Tolentino: Senate has enough votes to pass ROTC bill

Senator Francis Tolentino
(FILE PHOTO) Senator Francis Tolentino Senate Public Relations and Information Bureau

Senate Majority Leader Francis Tolentino is confident that Senate Bill 2034 — which seeks to make the Reserve Officers Training Corps (ROTC) program mandatory for tertiary school students — has enough votes to pass in the upper chamber.

“I believe we have reached a level of support where the ROTC program will be revived. I’m quite confident,” Tolentino said in a statement on Monday.

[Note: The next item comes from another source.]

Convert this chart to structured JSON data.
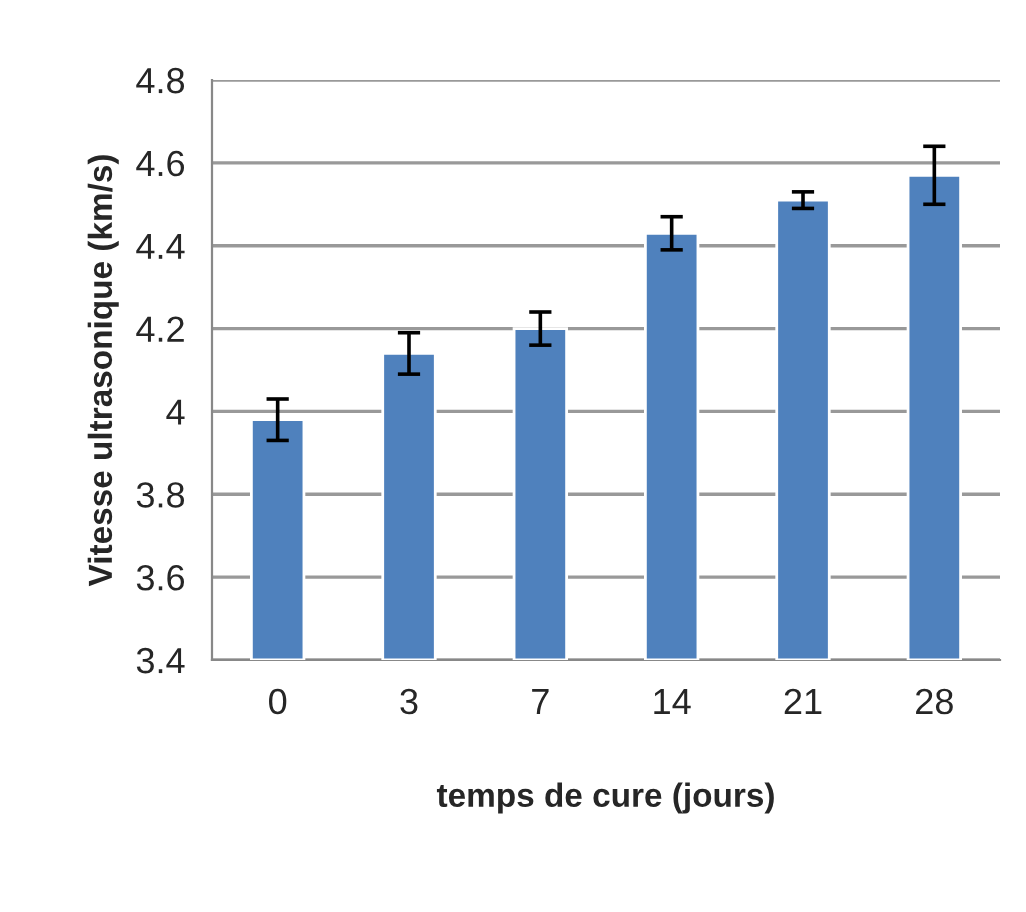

“The primary goal of the ROTC Bill is to encourage and develop discipline and a deep sense of nationalism among our youth,” he pointed out.

According to Tolentino, the principal author of the ROTC bill, the proposed measure is “timely and crucial” to the country’s interest amid the ongoing conflict in the West Philippine Sea (WPS).

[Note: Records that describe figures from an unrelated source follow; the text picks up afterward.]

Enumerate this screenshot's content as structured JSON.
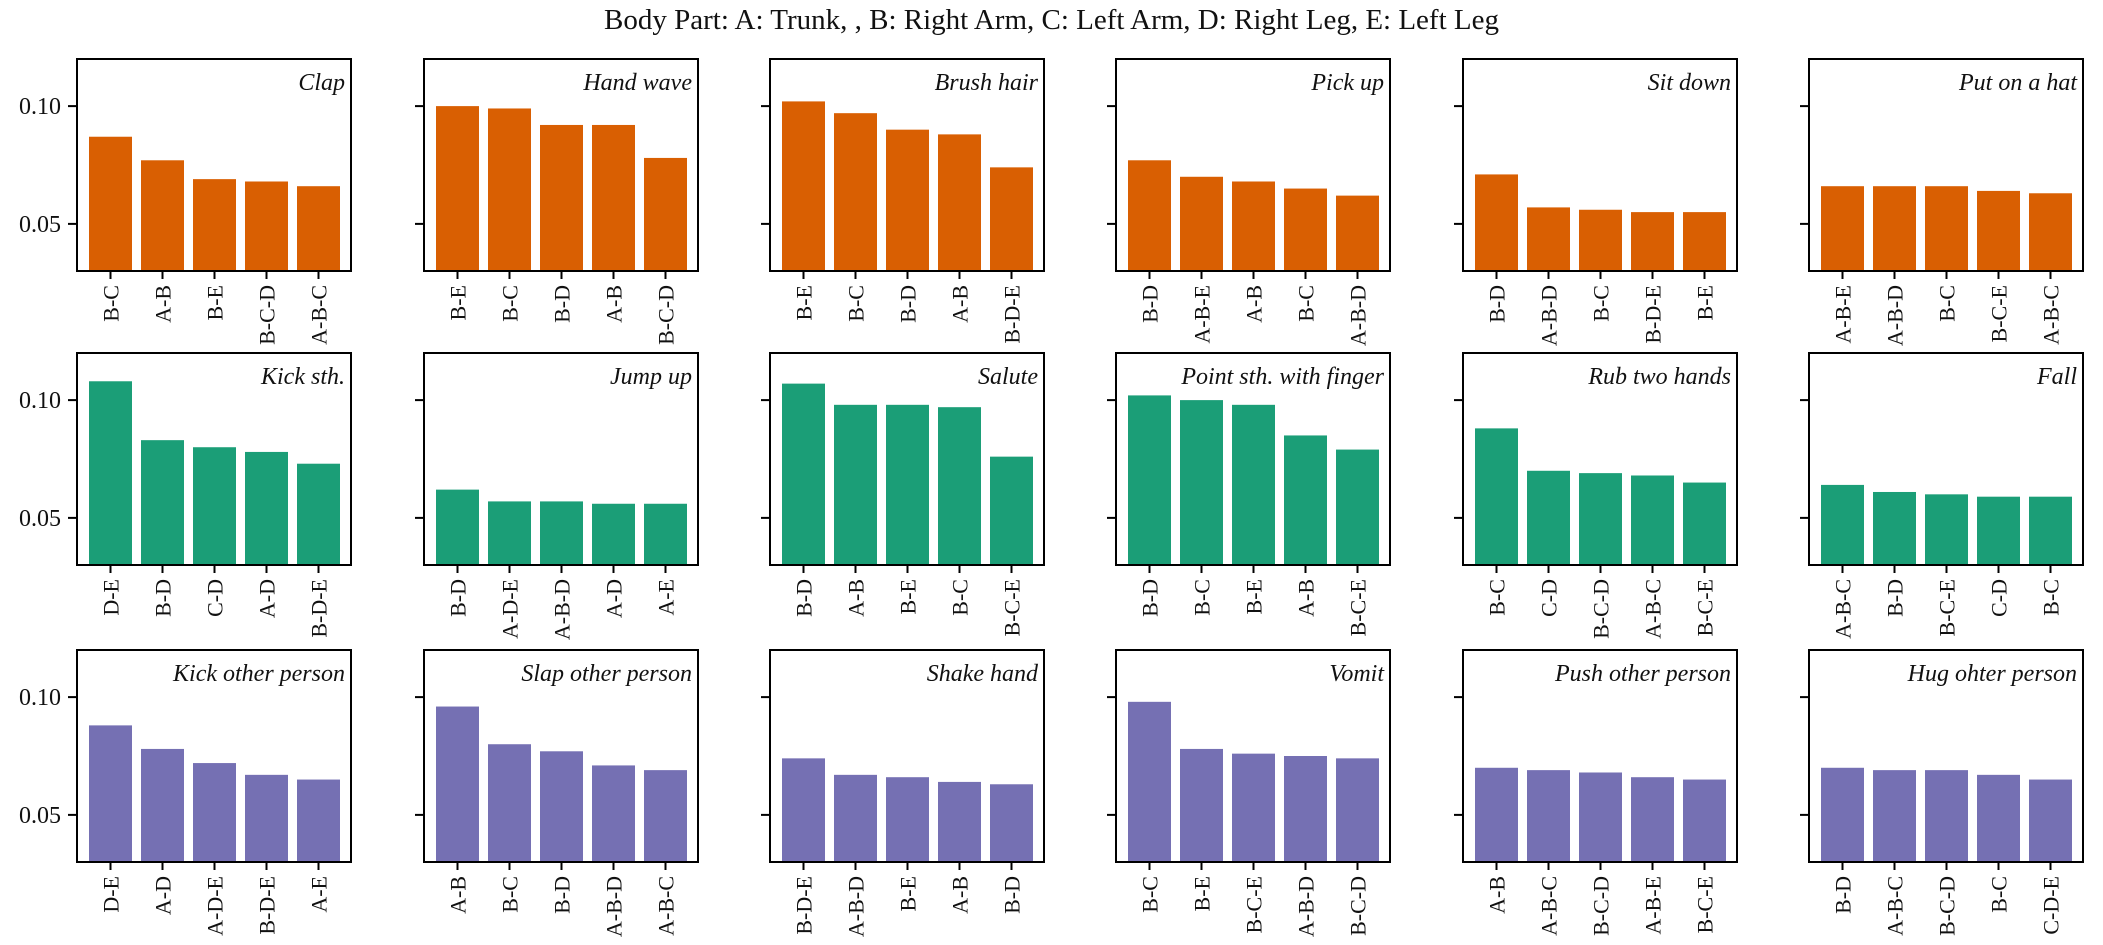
{
  "figure_title": "Body Part: A: Trunk, , B: Right Arm, C: Left Arm, D: Right Leg, E: Left Leg",
  "colors": {
    "row1": "#d95f02",
    "row2": "#1b9e77",
    "row3": "#7570b3"
  },
  "chart_data": [
    {
      "type": "bar",
      "title": "Clap",
      "categories": [
        "B-C",
        "A-B",
        "B-E",
        "B-C-D",
        "A-B-C"
      ],
      "values": [
        0.087,
        0.077,
        0.069,
        0.068,
        0.066
      ],
      "ylim": [
        0.03,
        0.12
      ],
      "yticks": [
        "0.05",
        "0.10"
      ],
      "grid": false,
      "color": "#d95f02"
    },
    {
      "type": "bar",
      "title": "Hand wave",
      "categories": [
        "B-E",
        "B-C",
        "B-D",
        "A-B",
        "B-C-D"
      ],
      "values": [
        0.1,
        0.099,
        0.092,
        0.092,
        0.078
      ],
      "ylim": [
        0.03,
        0.12
      ],
      "grid": false,
      "color": "#d95f02"
    },
    {
      "type": "bar",
      "title": "Brush hair",
      "categories": [
        "B-E",
        "B-C",
        "B-D",
        "A-B",
        "B-D-E"
      ],
      "values": [
        0.102,
        0.097,
        0.09,
        0.088,
        0.074
      ],
      "ylim": [
        0.03,
        0.12
      ],
      "grid": false,
      "color": "#d95f02"
    },
    {
      "type": "bar",
      "title": "Pick up",
      "categories": [
        "B-D",
        "A-B-E",
        "A-B",
        "B-C",
        "A-B-D"
      ],
      "values": [
        0.077,
        0.07,
        0.068,
        0.065,
        0.062
      ],
      "ylim": [
        0.03,
        0.12
      ],
      "grid": false,
      "color": "#d95f02"
    },
    {
      "type": "bar",
      "title": "Sit down",
      "categories": [
        "B-D",
        "A-B-D",
        "B-C",
        "B-D-E",
        "B-E"
      ],
      "values": [
        0.071,
        0.057,
        0.056,
        0.055,
        0.055
      ],
      "ylim": [
        0.03,
        0.12
      ],
      "grid": false,
      "color": "#d95f02"
    },
    {
      "type": "bar",
      "title": "Put on a hat",
      "categories": [
        "A-B-E",
        "A-B-D",
        "B-C",
        "B-C-E",
        "A-B-C"
      ],
      "values": [
        0.066,
        0.066,
        0.066,
        0.064,
        0.063
      ],
      "ylim": [
        0.03,
        0.12
      ],
      "grid": false,
      "color": "#d95f02"
    },
    {
      "type": "bar",
      "title": "Kick sth.",
      "categories": [
        "D-E",
        "B-D",
        "C-D",
        "A-D",
        "B-D-E"
      ],
      "values": [
        0.108,
        0.083,
        0.08,
        0.078,
        0.073
      ],
      "ylim": [
        0.03,
        0.12
      ],
      "yticks": [
        "0.05",
        "0.10"
      ],
      "grid": false,
      "color": "#1b9e77"
    },
    {
      "type": "bar",
      "title": "Jump up",
      "categories": [
        "B-D",
        "A-D-E",
        "A-B-D",
        "A-D",
        "A-E"
      ],
      "values": [
        0.062,
        0.057,
        0.057,
        0.056,
        0.056
      ],
      "ylim": [
        0.03,
        0.12
      ],
      "grid": false,
      "color": "#1b9e77"
    },
    {
      "type": "bar",
      "title": "Salute",
      "categories": [
        "B-D",
        "A-B",
        "B-E",
        "B-C",
        "B-C-E"
      ],
      "values": [
        0.107,
        0.098,
        0.098,
        0.097,
        0.076
      ],
      "ylim": [
        0.03,
        0.12
      ],
      "grid": false,
      "color": "#1b9e77"
    },
    {
      "type": "bar",
      "title": "Point sth. with finger",
      "categories": [
        "B-D",
        "B-C",
        "B-E",
        "A-B",
        "B-C-E"
      ],
      "values": [
        0.102,
        0.1,
        0.098,
        0.085,
        0.079
      ],
      "ylim": [
        0.03,
        0.12
      ],
      "grid": false,
      "color": "#1b9e77"
    },
    {
      "type": "bar",
      "title": "Rub two hands",
      "categories": [
        "B-C",
        "C-D",
        "B-C-D",
        "A-B-C",
        "B-C-E"
      ],
      "values": [
        0.088,
        0.07,
        0.069,
        0.068,
        0.065
      ],
      "ylim": [
        0.03,
        0.12
      ],
      "grid": false,
      "color": "#1b9e77"
    },
    {
      "type": "bar",
      "title": "Fall",
      "categories": [
        "A-B-C",
        "B-D",
        "B-C-E",
        "C-D",
        "B-C"
      ],
      "values": [
        0.064,
        0.061,
        0.06,
        0.059,
        0.059
      ],
      "ylim": [
        0.03,
        0.12
      ],
      "grid": false,
      "color": "#1b9e77"
    },
    {
      "type": "bar",
      "title": "Kick other person",
      "categories": [
        "D-E",
        "A-D",
        "A-D-E",
        "B-D-E",
        "A-E"
      ],
      "values": [
        0.088,
        0.078,
        0.072,
        0.067,
        0.065
      ],
      "ylim": [
        0.03,
        0.12
      ],
      "yticks": [
        "0.05",
        "0.10"
      ],
      "grid": false,
      "color": "#7570b3"
    },
    {
      "type": "bar",
      "title": "Slap other person",
      "categories": [
        "A-B",
        "B-C",
        "B-D",
        "A-B-D",
        "A-B-C"
      ],
      "values": [
        0.096,
        0.08,
        0.077,
        0.071,
        0.069
      ],
      "ylim": [
        0.03,
        0.12
      ],
      "grid": false,
      "color": "#7570b3"
    },
    {
      "type": "bar",
      "title": "Shake hand",
      "categories": [
        "B-D-E",
        "A-B-D",
        "B-E",
        "A-B",
        "B-D"
      ],
      "values": [
        0.074,
        0.067,
        0.066,
        0.064,
        0.063
      ],
      "ylim": [
        0.03,
        0.12
      ],
      "grid": false,
      "color": "#7570b3"
    },
    {
      "type": "bar",
      "title": "Vomit",
      "categories": [
        "B-C",
        "B-E",
        "B-C-E",
        "A-B-D",
        "B-C-D"
      ],
      "values": [
        0.098,
        0.078,
        0.076,
        0.075,
        0.074
      ],
      "ylim": [
        0.03,
        0.12
      ],
      "grid": false,
      "color": "#7570b3"
    },
    {
      "type": "bar",
      "title": "Push other person",
      "categories": [
        "A-B",
        "A-B-C",
        "B-C-D",
        "A-B-E",
        "B-C-E"
      ],
      "values": [
        0.07,
        0.069,
        0.068,
        0.066,
        0.065
      ],
      "ylim": [
        0.03,
        0.12
      ],
      "grid": false,
      "color": "#7570b3"
    },
    {
      "type": "bar",
      "title": "Hug ohter person",
      "categories": [
        "B-D",
        "A-B-C",
        "B-C-D",
        "B-C",
        "C-D-E"
      ],
      "values": [
        0.07,
        0.069,
        0.069,
        0.067,
        0.065
      ],
      "ylim": [
        0.03,
        0.12
      ],
      "grid": false,
      "color": "#7570b3"
    }
  ]
}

He, however, said the proposed measure does not mean the country is preparing for a war with China. “No, we are not preparing for war. Enacting this bill is timely and crucial for our national interest and future, with or without the conflict in the WPS,” he stressed.

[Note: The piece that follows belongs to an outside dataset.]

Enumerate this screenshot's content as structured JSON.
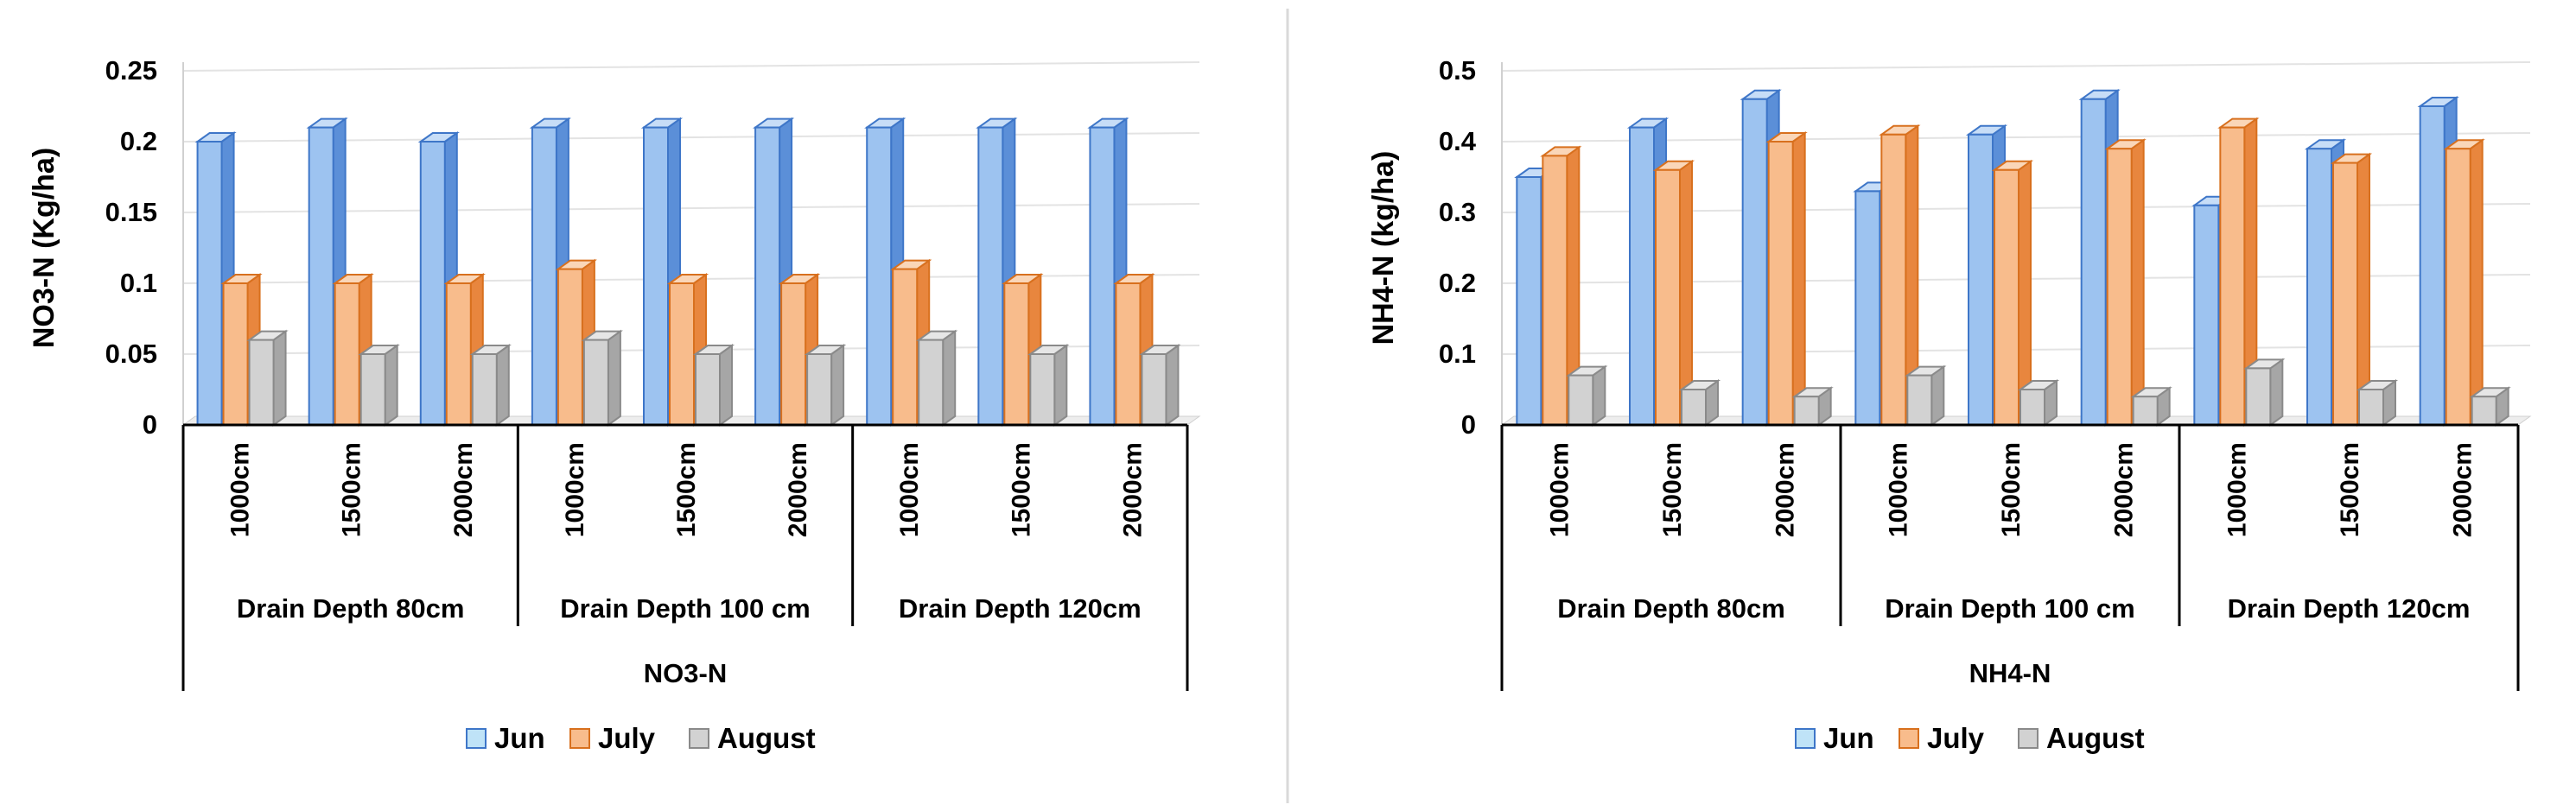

Tolentino noted that the measure had hurdled the third reading at the House of Representatives, and will be included on the agenda of the Legislative-Executive Development Advisory Council meeting on Tuesday.

Prior to this, former Senate president Juan Miguel Zubiri in April said the upper chamber would prioritize the ROTC bill once the session resumed in May. However, the controversial bill remained pending on second reading before the chamber’s plenary as of 24 June.

To recall, the murder of Mark Welson Chua, a student from the University of Santo Tomas, was the pivotal event that led to the abolition of the mandatory ROTC program in 2002.

Chua, along with fellow cadet Romulo Yumul, exposed the corruption in the university’s ROTC program in a write-up published in their campus publication, The Varsitarian.

After the story was published, Chua went missing.

On 18 March 2001, Chua’s body was seen floating in the Pasig River, wrapped in a carpet, with his face covered with masking tape and his hands tied.